O acetato é o principal produto final formado na mitocôndria de todos os tripanossomatideos e é excretado por processo de difusão simples através das membranas mitocondrial e citoplasmática. Além disso, algumas formas adaptativas, especialmente os estágios presentes no inseto, usam aminoácidos presente em seus hospedeiros para a produção de energia. Por outro lado, o estágio infectivo tripomastigota metacíclico do inseto do T. cruzi vive em um ambiente rico em lprolina, proveniente dos fluidos do inseto, justificando sua preferência por esta fonte de carbono. Contudo, preferencialmente consome glicose quando ambos glicose e aminoácidos estão disponíveis. Por outro lado, o papel essencial do metabolismo da l-prolina na produção energética do estágio tripomastigota metacíclico foi demonstrada em um experimento em que a depleção de glicose do meio, ocasionou um aumento do consumo de l-proline pelo T. cruzi. É intrigante a capacidade adaptativa destes parasitos em cultura, podendo desviar e adaptar suas vias metabólicas rapidamente em função da presença ou não de glicose no meio.

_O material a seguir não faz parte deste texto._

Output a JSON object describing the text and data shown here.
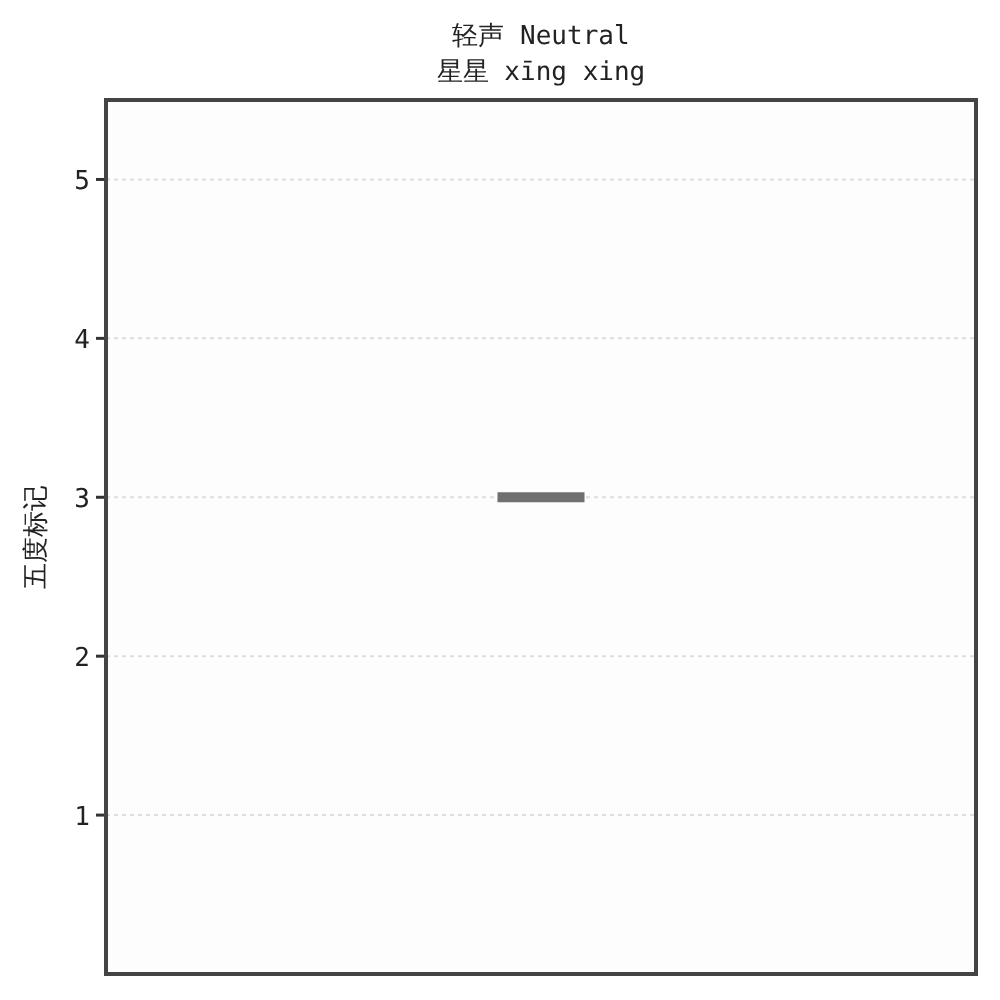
{
  "chart_data": {
    "type": "line",
    "title": "轻声 Neutral",
    "subtitle": "星星 xīng xing",
    "ylabel": "五度标记",
    "categories": [
      null,
      null,
      null,
      null,
      null,
      null,
      null,
      null,
      null,
      null
    ],
    "series": [
      {
        "color": "#707070",
        "values": [
          null,
          null,
          null,
          null,
          3,
          3,
          null,
          null,
          null,
          null
        ]
      }
    ],
    "ylim": [
      0,
      5.5
    ],
    "yticks": [
      1,
      2,
      3,
      4,
      5
    ],
    "grid": "y",
    "marker": "none",
    "line_style": "solid",
    "tick_labels": "y"
  }
}
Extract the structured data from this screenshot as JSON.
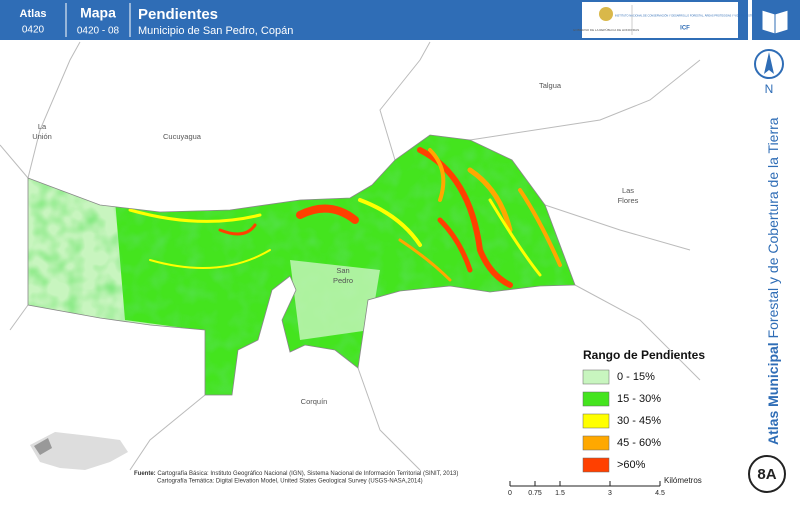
{
  "header": {
    "atlas_label": "Atlas",
    "atlas_code": "0420",
    "map_label": "Mapa",
    "map_code": "0420 - 08",
    "title": "Pendientes",
    "subtitle": "Municipio de San Pedro, Copán",
    "logo_left": "GOBIERNO DE LA REPÚBLICA DE HONDURAS",
    "logo_right": "INSTITUTO NACIONAL DE CONSERVACIÓN Y DESARROLLO FORESTAL, ÁREAS PROTEGIDAS Y VIDA SILVESTRE",
    "logo_right_short": "ICF"
  },
  "places": {
    "talgua": "Talgua",
    "la_union_1": "La",
    "la_union_2": "Unión",
    "cucuyagua": "Cucuyagua",
    "las_flores_1": "Las",
    "las_flores_2": "Flores",
    "san_pedro_1": "San",
    "san_pedro_2": "Pedro",
    "corquin": "Corquín"
  },
  "north": "N",
  "sidebar": {
    "bold": "Atlas Municipal",
    "rest": "Forestal y de Cobertura de la Tierra"
  },
  "legend": {
    "title": "Rango de Pendientes",
    "items": [
      {
        "label": "0 - 15%",
        "color": "#c8f5bf"
      },
      {
        "label": "15 - 30%",
        "color": "#44e41e"
      },
      {
        "label": "30 - 45%",
        "color": "#ffff00"
      },
      {
        "label": "45 - 60%",
        "color": "#ffa800"
      },
      {
        "label": ">60%",
        "color": "#ff4000"
      }
    ]
  },
  "scale_bar": {
    "unit": "Kilómetros",
    "ticks": [
      0,
      0.75,
      1.5,
      3,
      4.5
    ]
  },
  "source": {
    "label": "Fuente:",
    "line1": "Cartografía Básica: Instituto Geográfico Nacional (IGN), Sistema Nacional de Información Territorial (SINIT, 2013)",
    "line2": "Cartografía Temática: Digital Elevation Model, United States Geological Survey (USGS-NASA,2014)"
  },
  "sheet": "8A"
}
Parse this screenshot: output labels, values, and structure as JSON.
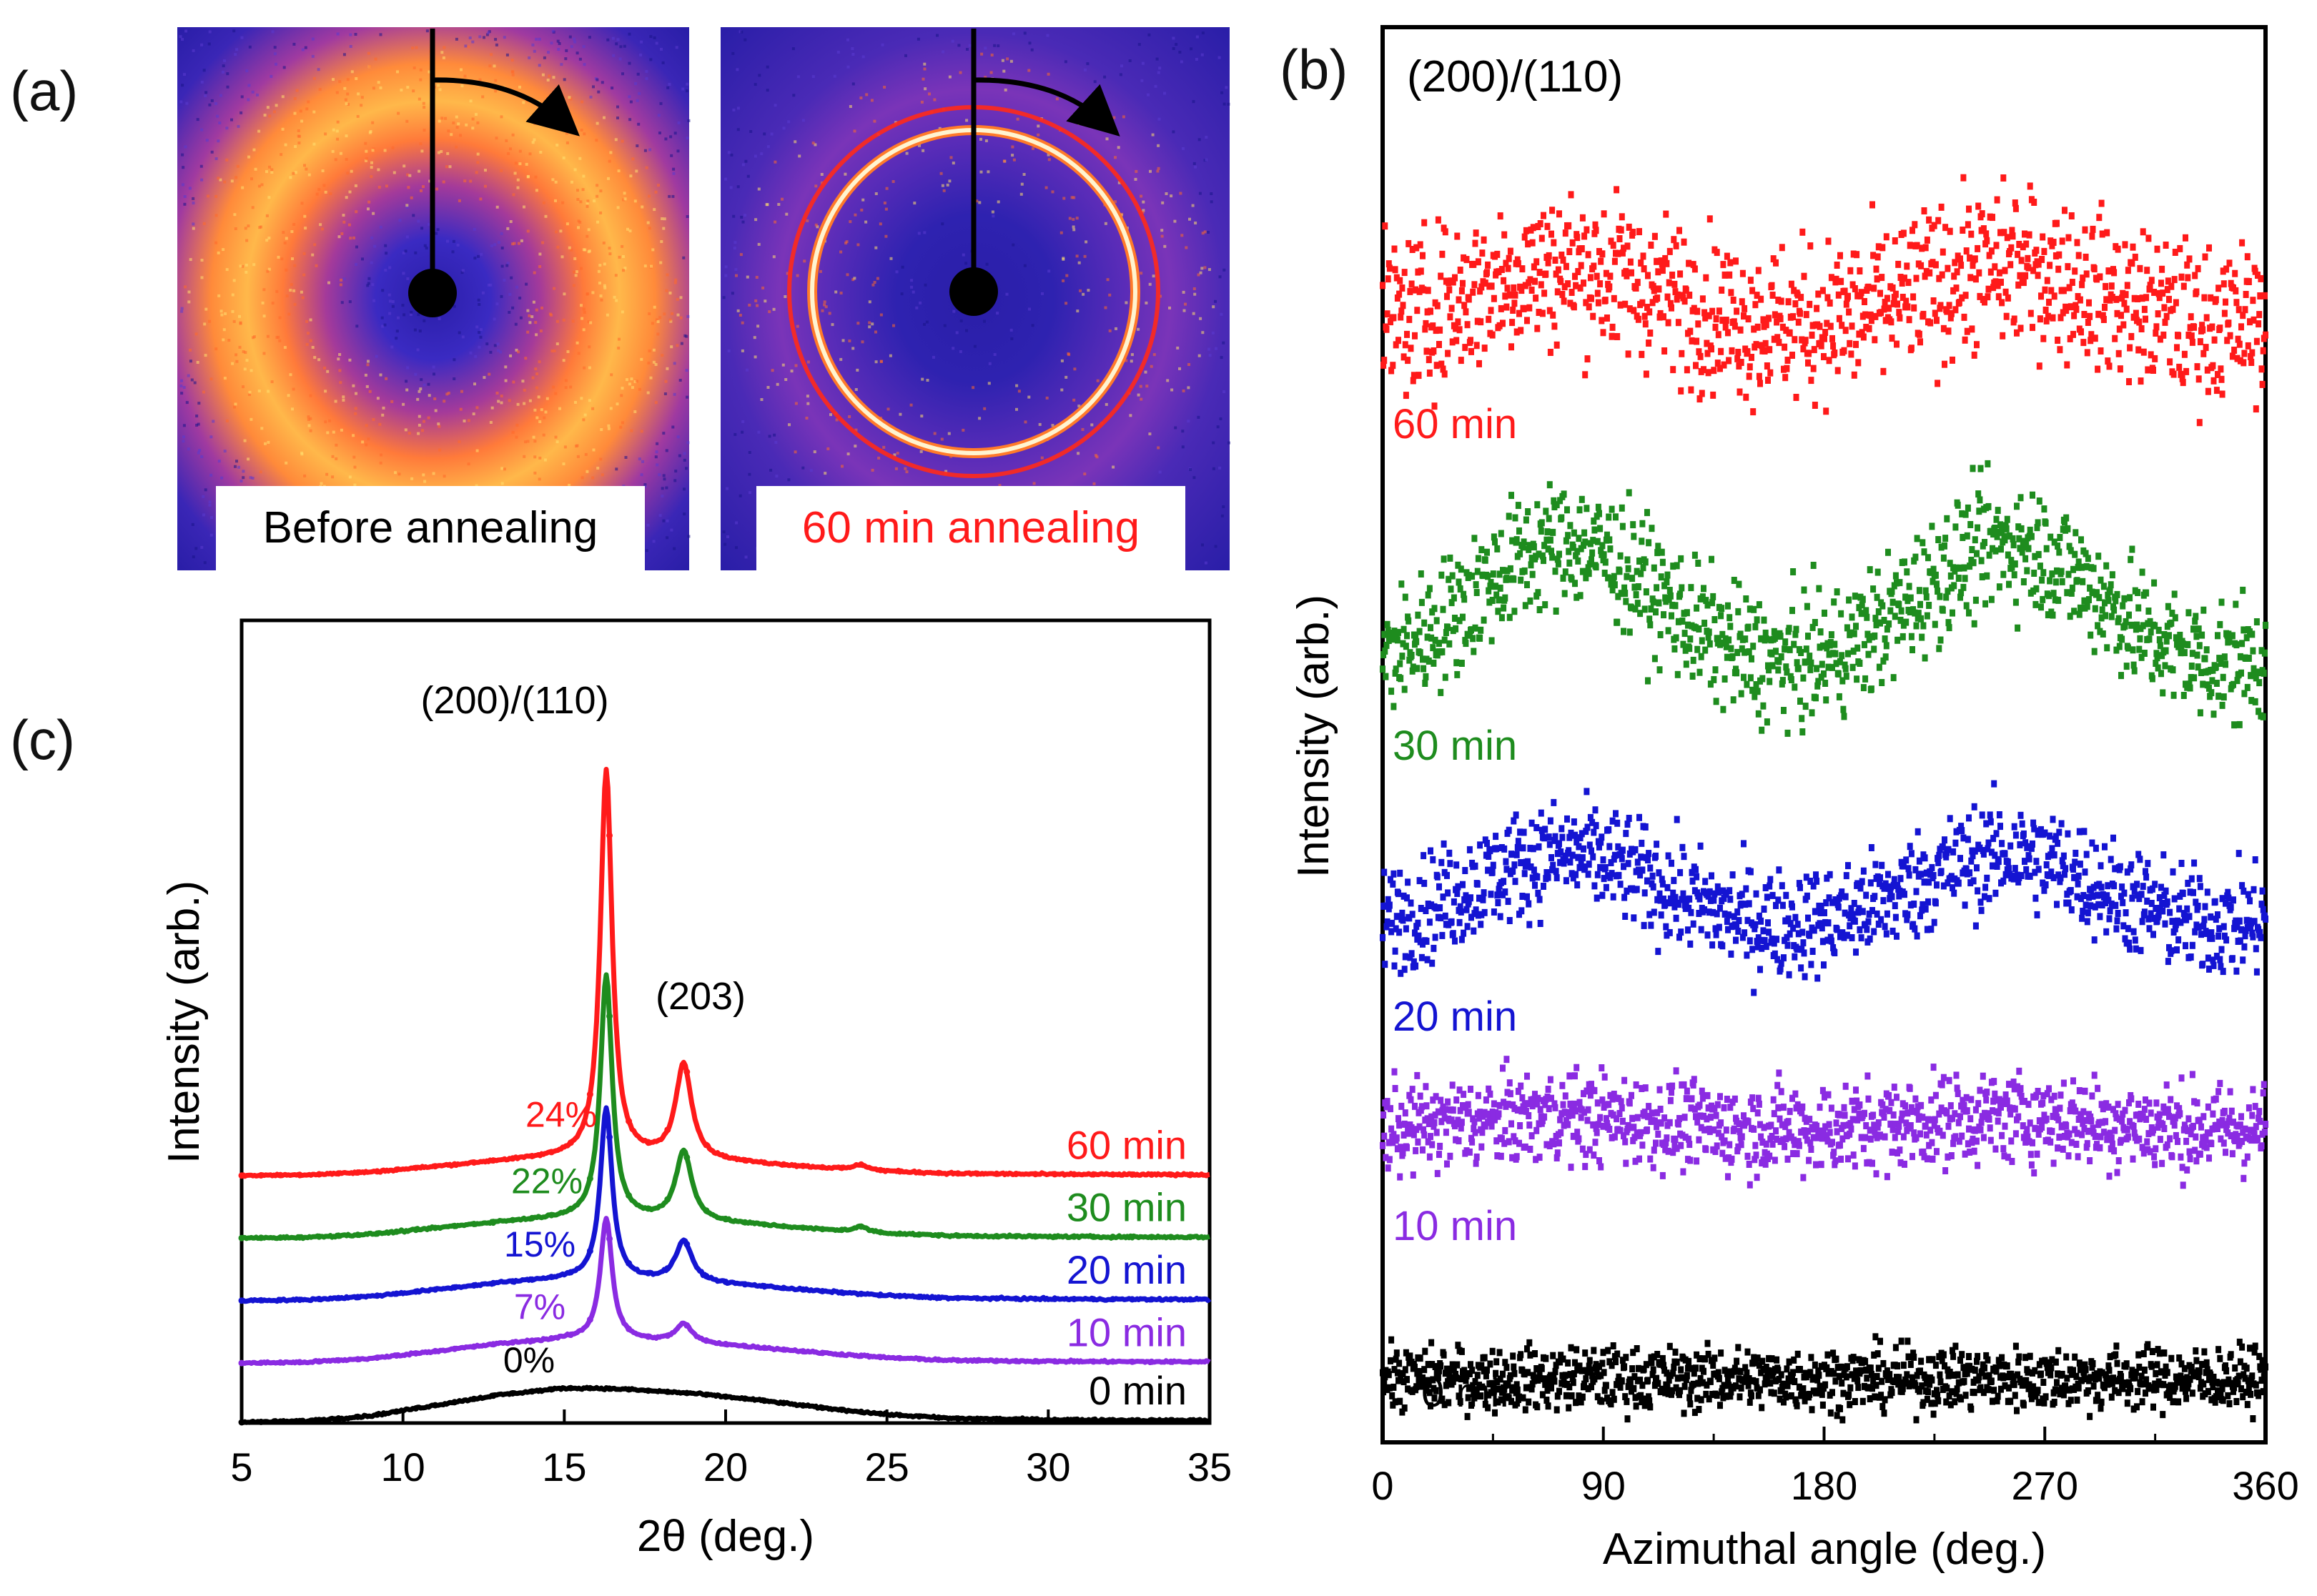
{
  "figure": {
    "label_a": "(a)",
    "label_b": "(b)",
    "label_c": "(c)"
  },
  "panel_a": {
    "images": [
      {
        "caption": "Before annealing",
        "caption_color": "#000000",
        "state": "before",
        "sharp_rings": 0
      },
      {
        "caption": "60 min annealing",
        "caption_color": "#ff1a1a",
        "state": "after",
        "sharp_rings": 2
      }
    ],
    "colors": {
      "background": "#2a1ea8",
      "halo": "#ff8a2a",
      "hot": "#ffd84a",
      "beamstop": "#000000"
    }
  },
  "chart_data": [
    {
      "id": "c",
      "type": "line",
      "xlabel": "2θ (deg.)",
      "ylabel": "Intensity (arb.)",
      "xlim": [
        5,
        35
      ],
      "xticks": [
        5,
        10,
        15,
        20,
        25,
        30,
        35
      ],
      "xtick_labels": [
        "5",
        "10",
        "15",
        "20",
        "25",
        "30",
        "35"
      ],
      "peak_labels": [
        "(200)/(110)",
        "(203)"
      ],
      "peaks_deg": [
        16.3,
        18.7
      ],
      "series": [
        {
          "name": "0 min",
          "color": "#000000",
          "offset": 0.0,
          "crystallinity": "0%",
          "x": [
            5,
            7,
            9,
            11,
            13,
            15,
            16,
            17,
            19,
            21,
            23,
            25,
            27,
            30,
            33,
            35
          ],
          "y": [
            0.0,
            0.02,
            0.1,
            0.26,
            0.42,
            0.52,
            0.52,
            0.5,
            0.44,
            0.34,
            0.22,
            0.12,
            0.06,
            0.04,
            0.03,
            0.03
          ]
        },
        {
          "name": "10 min",
          "color": "#8a2be2",
          "offset": 1.0,
          "crystallinity": "7%",
          "peak_heights": [
            1.85,
            0.28
          ]
        },
        {
          "name": "20 min",
          "color": "#1414d2",
          "offset": 2.0,
          "crystallinity": "15%",
          "peak_heights": [
            2.6,
            0.62
          ]
        },
        {
          "name": "30 min",
          "color": "#1e8c1e",
          "offset": 3.0,
          "crystallinity": "22%",
          "peak_heights": [
            3.7,
            1.05
          ]
        },
        {
          "name": "60 min",
          "color": "#ff1a1a",
          "offset": 4.0,
          "crystallinity": "24%",
          "peak_heights": [
            5.9,
            1.45
          ]
        }
      ]
    },
    {
      "id": "b",
      "type": "scatter",
      "title": "(200)/(110)",
      "xlabel": "Azimuthal angle (deg.)",
      "ylabel": "Intensity (arb.)",
      "xlim": [
        0,
        360
      ],
      "xticks": [
        0,
        90,
        180,
        270,
        360
      ],
      "xtick_labels": [
        "0",
        "90",
        "180",
        "270",
        "360"
      ],
      "ylim": [
        0,
        10
      ],
      "series": [
        {
          "name": "0 min",
          "color": "#000000",
          "baseline": 0.45,
          "amplitude": 0.0,
          "noise": 0.22,
          "peaks_deg": [
            75,
            255
          ]
        },
        {
          "name": "10 min",
          "color": "#8a2be2",
          "baseline": 2.2,
          "amplitude": 0.1,
          "noise": 0.32,
          "peaks_deg": [
            75,
            255
          ]
        },
        {
          "name": "20 min",
          "color": "#1414d2",
          "baseline": 3.6,
          "amplitude": 0.55,
          "noise": 0.38,
          "peaks_deg": [
            75,
            255
          ]
        },
        {
          "name": "30 min",
          "color": "#1e8c1e",
          "baseline": 5.4,
          "amplitude": 0.95,
          "noise": 0.45,
          "peaks_deg": [
            75,
            255
          ]
        },
        {
          "name": "60 min",
          "color": "#ff1a1a",
          "baseline": 7.85,
          "amplitude": 0.45,
          "noise": 0.55,
          "peaks_deg": [
            75,
            255
          ]
        }
      ]
    }
  ]
}
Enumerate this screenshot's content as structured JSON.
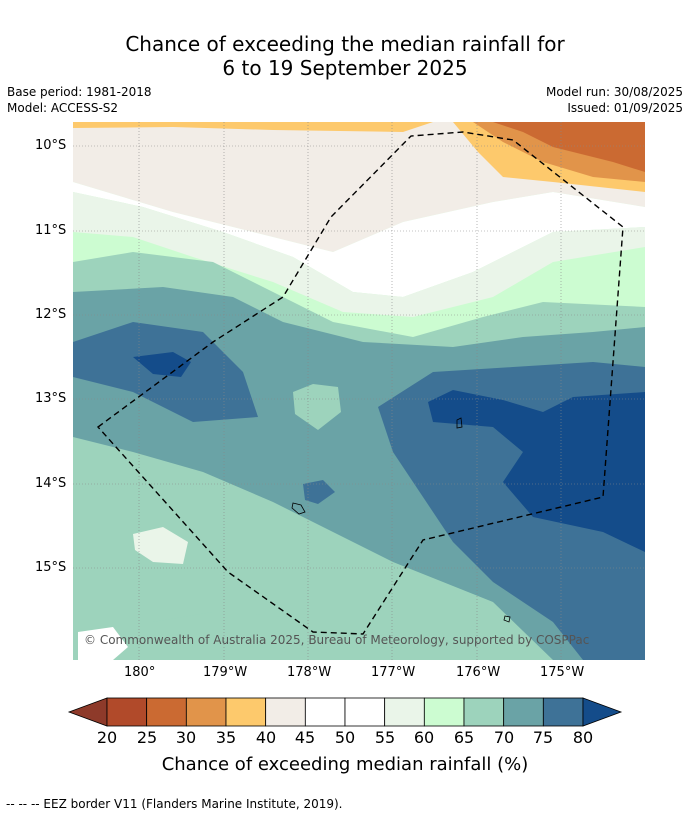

Na maioria dos tripanossomatídeos, o succinato é o principal produto final excretado do metabolismo da glicose, porém a via principal de sua produção tem sido assunto de intensa discussão. A controversia é devida a importância da fumarato redutase-NADH-dependente (FRD) na produção de succinato. Contudo, é aceito que o succinato é produzido no citoplasma a partir do PEP por uma via colateral. A enzima PEPCK glicossomal (etapa 14) e malato desidrogenase (etapa 16) convertem PEP em malato, que é convertido em fumarato pelas duas isoformas de fumarase. Fumarato é finalmete reduzido a succinato que é excretado pelas isoformas FRD glicosomal e mitocondrial (etapas 18 e 20).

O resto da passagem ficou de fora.